Premier secrétaire général des Nations unies originaire d’Afrique sub-saharienne, le Ghanéen Kofi Annan, décédé le 18 août à 80 ans, aura connu sur le continent l’un des pires moments de sa carrière avec le génocide des Tutsis au Rwanda et plusieurs de ses plus belles réussites de diplomate.
Comme toute une génération de responsables, diplomates et ministres des Affaires étrangères, Kofi Annan restera marqué à jamais par l’incapacité de la communauté internationale à prévenir et empêcher le génocide au Rwanda en 1994, qui fit 800 000 morts selon l’ONU, essentiellement parmi la population tutsi.
Kofi Annan a 56 ans et occupe depuis un an le poste de secrétaire général adjoint en charge des opérations de maintien de la paix lorsque les machettes des génocidaires s’abattent sur les Tutsi et Hutu modérés au Rwanda.

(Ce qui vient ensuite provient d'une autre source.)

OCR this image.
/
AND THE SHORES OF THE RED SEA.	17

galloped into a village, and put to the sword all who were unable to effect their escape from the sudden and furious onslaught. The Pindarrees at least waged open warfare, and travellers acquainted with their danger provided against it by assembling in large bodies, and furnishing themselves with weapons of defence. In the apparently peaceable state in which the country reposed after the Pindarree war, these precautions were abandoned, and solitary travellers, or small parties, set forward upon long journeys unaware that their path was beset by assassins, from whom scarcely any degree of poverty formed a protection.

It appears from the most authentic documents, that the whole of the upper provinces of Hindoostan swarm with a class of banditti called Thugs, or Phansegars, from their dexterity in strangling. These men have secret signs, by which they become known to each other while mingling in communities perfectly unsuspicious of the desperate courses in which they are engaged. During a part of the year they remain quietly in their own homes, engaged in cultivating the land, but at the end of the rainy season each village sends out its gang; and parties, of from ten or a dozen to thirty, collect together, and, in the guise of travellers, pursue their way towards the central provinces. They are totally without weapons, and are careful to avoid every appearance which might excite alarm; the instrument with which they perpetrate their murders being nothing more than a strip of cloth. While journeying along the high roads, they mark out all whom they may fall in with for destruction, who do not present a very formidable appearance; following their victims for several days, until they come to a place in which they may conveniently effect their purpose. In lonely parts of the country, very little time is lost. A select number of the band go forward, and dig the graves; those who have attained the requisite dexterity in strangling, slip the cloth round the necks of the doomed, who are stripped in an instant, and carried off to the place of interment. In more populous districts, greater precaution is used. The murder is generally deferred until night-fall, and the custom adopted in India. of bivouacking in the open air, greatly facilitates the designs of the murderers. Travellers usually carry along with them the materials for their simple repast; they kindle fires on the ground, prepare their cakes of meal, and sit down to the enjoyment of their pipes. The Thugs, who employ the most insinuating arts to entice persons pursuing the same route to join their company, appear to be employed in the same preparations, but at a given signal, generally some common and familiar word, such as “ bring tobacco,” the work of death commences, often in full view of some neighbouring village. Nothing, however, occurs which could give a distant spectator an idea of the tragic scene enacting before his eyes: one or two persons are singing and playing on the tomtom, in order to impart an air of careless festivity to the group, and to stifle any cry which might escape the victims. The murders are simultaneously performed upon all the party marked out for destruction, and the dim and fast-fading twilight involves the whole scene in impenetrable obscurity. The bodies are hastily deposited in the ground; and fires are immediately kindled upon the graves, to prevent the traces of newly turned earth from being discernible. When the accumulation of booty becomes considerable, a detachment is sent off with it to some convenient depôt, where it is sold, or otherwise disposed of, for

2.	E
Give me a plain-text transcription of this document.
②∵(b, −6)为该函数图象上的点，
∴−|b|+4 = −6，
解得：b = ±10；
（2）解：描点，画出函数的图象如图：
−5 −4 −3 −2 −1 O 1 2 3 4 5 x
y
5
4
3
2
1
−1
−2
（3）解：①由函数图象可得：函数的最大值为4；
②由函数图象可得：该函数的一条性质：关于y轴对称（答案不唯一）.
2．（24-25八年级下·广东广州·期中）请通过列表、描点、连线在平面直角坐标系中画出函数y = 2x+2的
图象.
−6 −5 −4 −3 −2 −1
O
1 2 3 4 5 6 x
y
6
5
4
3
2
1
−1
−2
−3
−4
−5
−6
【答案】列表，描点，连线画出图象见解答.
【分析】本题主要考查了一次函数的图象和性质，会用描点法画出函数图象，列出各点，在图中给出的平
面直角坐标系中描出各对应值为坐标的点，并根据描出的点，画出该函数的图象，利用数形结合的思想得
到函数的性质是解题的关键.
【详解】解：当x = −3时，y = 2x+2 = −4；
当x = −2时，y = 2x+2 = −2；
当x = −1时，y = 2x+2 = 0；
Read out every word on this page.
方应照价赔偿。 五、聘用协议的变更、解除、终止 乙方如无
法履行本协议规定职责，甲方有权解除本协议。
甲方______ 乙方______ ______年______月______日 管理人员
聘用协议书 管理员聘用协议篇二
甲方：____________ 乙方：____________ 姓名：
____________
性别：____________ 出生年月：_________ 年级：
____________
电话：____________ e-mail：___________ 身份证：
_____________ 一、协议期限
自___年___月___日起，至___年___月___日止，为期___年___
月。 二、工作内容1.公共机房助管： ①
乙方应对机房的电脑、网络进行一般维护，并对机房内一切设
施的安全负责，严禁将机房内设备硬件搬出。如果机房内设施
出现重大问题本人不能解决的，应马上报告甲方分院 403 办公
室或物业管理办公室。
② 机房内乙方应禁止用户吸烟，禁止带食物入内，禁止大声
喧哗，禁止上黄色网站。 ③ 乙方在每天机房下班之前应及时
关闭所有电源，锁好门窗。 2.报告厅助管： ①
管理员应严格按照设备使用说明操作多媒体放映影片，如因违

Une mission de maintien de la paix de l’ONU (Minuar) est déployée au Rwanda au moment du génocide, sous le commandement militaire du général canadien Roméo Dallaire, mais elle n’a pas arrêté les massacres, faute de renforts dont l’envoi nécessitait un vote du Conseil de sécurité.
Pendant que les tueries faisaient rage, les effectifs de la Minuar ont même été réduits. À plusieurs reprises après le génocide, Kofi Annan reconnaîtra que son action a été insuffisante pour prévenir les massacres.
« Regrets amers »
« La communauté internationale n’a pas été à la hauteur au Rwanda et cela devra toujours être pour nous une source de regrets amers et de chagrin », a-il notamment déclaré, à l’occasion du 10e anniversaire du génocide.
Fin 2006, un mois avant de quitter son poste de secrétaire général de l’ONU après 10 ans de mandat, Kofi Annan promet de ne pas oublier l’Afrique. « Je ne suis pas fatigué et je voudrais travailler sur l’Afrique, offrir mes conseils », glisse-t-il à la presse.
Un peu plus d’an après, son désir est exaucé, l’Union africaine faisant appel à ses talents de diplomate pour faire office de médiateur dans la crise politique kényane et y éteindre l’incendie des violences électorales.
Kofi Annan arrive à Nairobi en terrain miné fin janvier 2008: le pays est déchiré par des violences politico-ethniques qui feront au total plus de 1100 morts et 600 000 déplacés, à la suite de la contestation par le candidat de l’opposition Raila Odinga de la réélection du président Mwai Kibaki.
Kofi Annan s’installe dans un grand hôtel de Nairobi où il mène à huis clos les premières séances de médiation entre les deux camps. Les déclarations empreintes de défiance des représentants du pouvoir et de l’opposition, lors de conférences de presse improvisées devant l’hôtel, ne laissent rien augurer de bon.
Pourtant, fin février, avec l’appui massif de la communauté internationale – États-Unis en tête – le secrétaire général de l’ONU arrache aux protagonistes un accord de partage du pouvoir qui ramène progressivement le calme dans le pays.
« Doctrine Annan »
Kofi Annan quitte le Kenya auréolé d’une image de faiseur de miracle: des employés de la réserve animalière du Masaï Mara baptisent un rhinocéros nouveau né « Kofi Annan » et le portrait de l’ancien secrétaire général de l’ONU fleurit sur les mini-bus de transports collectifs de Nairobi.
Samedi, l’annonce de son décès a suscité de nombreuses réactions au Kenya.
« On se souviendra de Kofi Annan pour sa médiation en faveur du retour de la paix au Kenya, quand notre pays était confronté à des turbulences politiques en 2007 », écrit ainsi Mwai Kibaki dans un communiqué où il salue également « son inimitable élégance » et son « éloquence ».
Raila Odinga a tenu à saluer la « doctrine Annan » selon laquelle, d’après le responsable kényan, « la communauté internationale a le droit d’intervenir quand les gouvernements échouent à protéger la vie de leurs citoyens ».
Outre la crise kényane, Kofi Annan avait supervisé en 2006, alors qu’il était encore secrétaire général de l’ONU, un accord entre le Nigeria et le Cameroun au sujet la péninsule pétrolière de Bakassi, au centre d’un long différend entre les deux pays.
En 2000, il avait annoncé depuis Addis Abeba avec un plaisir non dissimulé la fin de la très meurtrière guerre entre l’Éthiopie et l’Érythrée, obtenue grâce à la médiation de l’Algérie.
De fait, les armées des deux pays ont continué de se regarder en chiens de faïence de part et d’autre de leur frontière commune pendant encore près de deux décennies, avec parfois de violents accrochages à la clé.
Kofi Annan aura vécu assez longtemps pour voir le Premier ministre éthiopien et le président érythréen publiquement enterrer la hache de guerre, le 9 juillet dernier.